I just got a Remington .22 Break Air Rifle. Apparently it is made by Crosman. They tell you to contact Crosman for technical assistance. GARFF... So I assume Crosman Made it. They recommend using Crosman RMCOIL to lubricate the compression chamber. I was wondering what weight oil it is and if any of you have a recommended replacement.

Please serious responses only. I know a lot of you would say maple syrup. I know its a cheap rifle and I want a good one I just can't afford one right now.

Thanks in advance,

Mike


----------



## Ambush Hunter

Crosman is full of $%#% !!! Do Not lubricate the compression chamber, any serious airgunner knows this. If you don't believe me, ask on the Yellow Forum.
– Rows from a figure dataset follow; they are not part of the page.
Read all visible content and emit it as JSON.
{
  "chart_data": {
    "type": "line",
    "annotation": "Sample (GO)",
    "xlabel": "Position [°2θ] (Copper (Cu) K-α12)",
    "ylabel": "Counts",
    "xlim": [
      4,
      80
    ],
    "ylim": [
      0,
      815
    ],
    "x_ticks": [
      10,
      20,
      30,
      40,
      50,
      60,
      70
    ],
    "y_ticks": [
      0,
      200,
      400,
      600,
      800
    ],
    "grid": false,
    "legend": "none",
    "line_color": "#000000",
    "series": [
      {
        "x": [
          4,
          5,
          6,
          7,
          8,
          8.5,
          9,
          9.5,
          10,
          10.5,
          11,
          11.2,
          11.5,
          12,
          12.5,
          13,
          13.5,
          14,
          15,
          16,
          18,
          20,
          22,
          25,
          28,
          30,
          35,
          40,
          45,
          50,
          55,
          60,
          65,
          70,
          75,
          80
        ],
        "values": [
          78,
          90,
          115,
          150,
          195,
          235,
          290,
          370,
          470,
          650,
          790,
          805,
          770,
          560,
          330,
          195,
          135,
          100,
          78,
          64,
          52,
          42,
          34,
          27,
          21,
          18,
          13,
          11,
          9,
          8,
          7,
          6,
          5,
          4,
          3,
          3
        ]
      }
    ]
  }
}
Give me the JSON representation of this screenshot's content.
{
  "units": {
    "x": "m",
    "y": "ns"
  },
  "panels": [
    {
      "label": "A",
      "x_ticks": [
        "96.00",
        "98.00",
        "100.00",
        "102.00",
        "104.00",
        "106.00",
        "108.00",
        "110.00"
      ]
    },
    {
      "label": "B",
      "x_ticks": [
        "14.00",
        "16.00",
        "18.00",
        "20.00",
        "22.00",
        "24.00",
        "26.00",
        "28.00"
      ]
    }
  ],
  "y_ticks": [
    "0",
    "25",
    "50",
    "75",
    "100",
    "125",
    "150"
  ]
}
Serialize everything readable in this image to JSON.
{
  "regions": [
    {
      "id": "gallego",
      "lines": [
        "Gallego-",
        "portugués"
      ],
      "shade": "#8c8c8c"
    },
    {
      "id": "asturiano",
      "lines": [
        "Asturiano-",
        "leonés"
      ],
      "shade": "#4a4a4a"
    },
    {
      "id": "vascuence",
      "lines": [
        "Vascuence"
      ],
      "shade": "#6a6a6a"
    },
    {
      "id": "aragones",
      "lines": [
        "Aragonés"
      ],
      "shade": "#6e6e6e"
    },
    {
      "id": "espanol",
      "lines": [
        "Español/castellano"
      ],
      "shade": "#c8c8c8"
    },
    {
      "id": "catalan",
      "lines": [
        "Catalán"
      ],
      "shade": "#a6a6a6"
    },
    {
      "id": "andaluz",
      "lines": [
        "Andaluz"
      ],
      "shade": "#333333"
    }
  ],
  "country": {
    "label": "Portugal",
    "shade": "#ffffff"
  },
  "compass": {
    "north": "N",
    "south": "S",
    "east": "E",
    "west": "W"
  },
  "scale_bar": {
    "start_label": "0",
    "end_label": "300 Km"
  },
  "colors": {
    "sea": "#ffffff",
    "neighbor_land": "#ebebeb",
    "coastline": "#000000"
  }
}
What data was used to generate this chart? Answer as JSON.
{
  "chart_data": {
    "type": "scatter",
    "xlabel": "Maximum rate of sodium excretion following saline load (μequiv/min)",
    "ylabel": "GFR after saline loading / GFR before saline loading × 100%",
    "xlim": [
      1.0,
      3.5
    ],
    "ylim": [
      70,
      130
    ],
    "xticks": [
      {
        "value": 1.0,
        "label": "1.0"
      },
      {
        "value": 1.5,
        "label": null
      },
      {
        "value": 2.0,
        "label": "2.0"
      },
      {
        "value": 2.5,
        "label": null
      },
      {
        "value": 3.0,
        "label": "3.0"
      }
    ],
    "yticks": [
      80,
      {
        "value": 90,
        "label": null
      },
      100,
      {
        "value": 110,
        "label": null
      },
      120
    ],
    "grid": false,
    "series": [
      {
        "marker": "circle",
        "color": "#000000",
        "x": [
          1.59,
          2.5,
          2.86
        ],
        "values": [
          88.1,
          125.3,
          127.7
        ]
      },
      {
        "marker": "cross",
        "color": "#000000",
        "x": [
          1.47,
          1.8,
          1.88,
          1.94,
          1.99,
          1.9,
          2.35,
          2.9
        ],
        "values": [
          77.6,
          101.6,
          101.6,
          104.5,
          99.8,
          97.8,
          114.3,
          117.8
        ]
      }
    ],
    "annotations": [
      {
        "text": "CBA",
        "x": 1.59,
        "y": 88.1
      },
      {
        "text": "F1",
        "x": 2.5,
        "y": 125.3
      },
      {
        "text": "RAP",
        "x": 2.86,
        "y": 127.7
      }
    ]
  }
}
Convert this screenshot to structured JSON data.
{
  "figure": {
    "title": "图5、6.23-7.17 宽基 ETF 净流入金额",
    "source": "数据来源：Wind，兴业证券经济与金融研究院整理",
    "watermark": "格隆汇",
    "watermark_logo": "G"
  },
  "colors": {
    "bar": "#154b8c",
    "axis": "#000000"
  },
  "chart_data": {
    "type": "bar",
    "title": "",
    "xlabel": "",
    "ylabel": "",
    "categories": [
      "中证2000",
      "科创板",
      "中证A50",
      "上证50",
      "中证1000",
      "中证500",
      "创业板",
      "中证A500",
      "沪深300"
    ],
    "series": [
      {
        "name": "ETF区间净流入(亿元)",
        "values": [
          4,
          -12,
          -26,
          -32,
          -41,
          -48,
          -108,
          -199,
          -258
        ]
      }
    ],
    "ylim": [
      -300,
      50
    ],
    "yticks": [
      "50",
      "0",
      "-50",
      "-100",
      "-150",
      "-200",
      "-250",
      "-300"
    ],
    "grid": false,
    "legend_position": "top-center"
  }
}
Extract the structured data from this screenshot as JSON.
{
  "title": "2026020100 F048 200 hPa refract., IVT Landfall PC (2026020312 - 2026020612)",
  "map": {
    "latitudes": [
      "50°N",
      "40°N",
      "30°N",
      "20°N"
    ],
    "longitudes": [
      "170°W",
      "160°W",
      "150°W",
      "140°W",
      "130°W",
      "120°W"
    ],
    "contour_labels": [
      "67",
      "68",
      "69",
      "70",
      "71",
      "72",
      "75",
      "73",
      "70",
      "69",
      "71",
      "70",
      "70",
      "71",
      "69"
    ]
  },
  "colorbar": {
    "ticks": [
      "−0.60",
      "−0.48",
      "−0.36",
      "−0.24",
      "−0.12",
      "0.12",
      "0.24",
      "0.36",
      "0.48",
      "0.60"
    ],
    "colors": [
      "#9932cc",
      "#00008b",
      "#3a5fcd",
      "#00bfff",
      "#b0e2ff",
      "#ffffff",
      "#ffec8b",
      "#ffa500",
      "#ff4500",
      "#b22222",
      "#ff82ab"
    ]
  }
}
http://www.network54.com/Forum/79537/

Oil in the compression chamber causes combustion and dieseling in the gun. It burns seals, makes the report louder, and makes the gun to shoot inconsistently.

And yes, that Remington is made by Crosman. They just rebrand it. Just like Winchester rebrands Powerline and Daisy...


----------



## spentwings

I'll admit to lubing the compression chamber with a made for product.
Even RWS recommends lubing the air chamber...sparingly of course and with their product. :-? 
http://www.air-rifle.net/rws_mainten/rw ... nance.html


----------



## Ambush Hunter

That site has nothing to do with RWS company.

Do not lube the compression chamber. You can lube a *spring very sparingly* every 2,000 shots or so. Tiny particles of this lubricant will get distributed in the chamber and on seals. But as far as taking the whole thing apart and lubricate the chamber inside out, the answer is no. Beeman clearly says that lubrication of a compression chamber should only be done initially at the factory. It requires no lubrication afterwards for a proper performance. Besides, what a rifle already has is enough for *thousands* of shots.


----------



## Ambush Hunter

Forgot to say that some instructions to oil the chamber and spring date back to the days when springers had leather piston seals, rather than self-lubing synthetic ones of today, but the manuals were never updated. I guess they figure people don't read manuals. So, once again, don't lube the compression chamber. It causes spring fatique that breaks springs, and seal failures... another forum "buddy" of mine told me the same thing.

AH.


----------



## spentwings

You've convinced me.


----------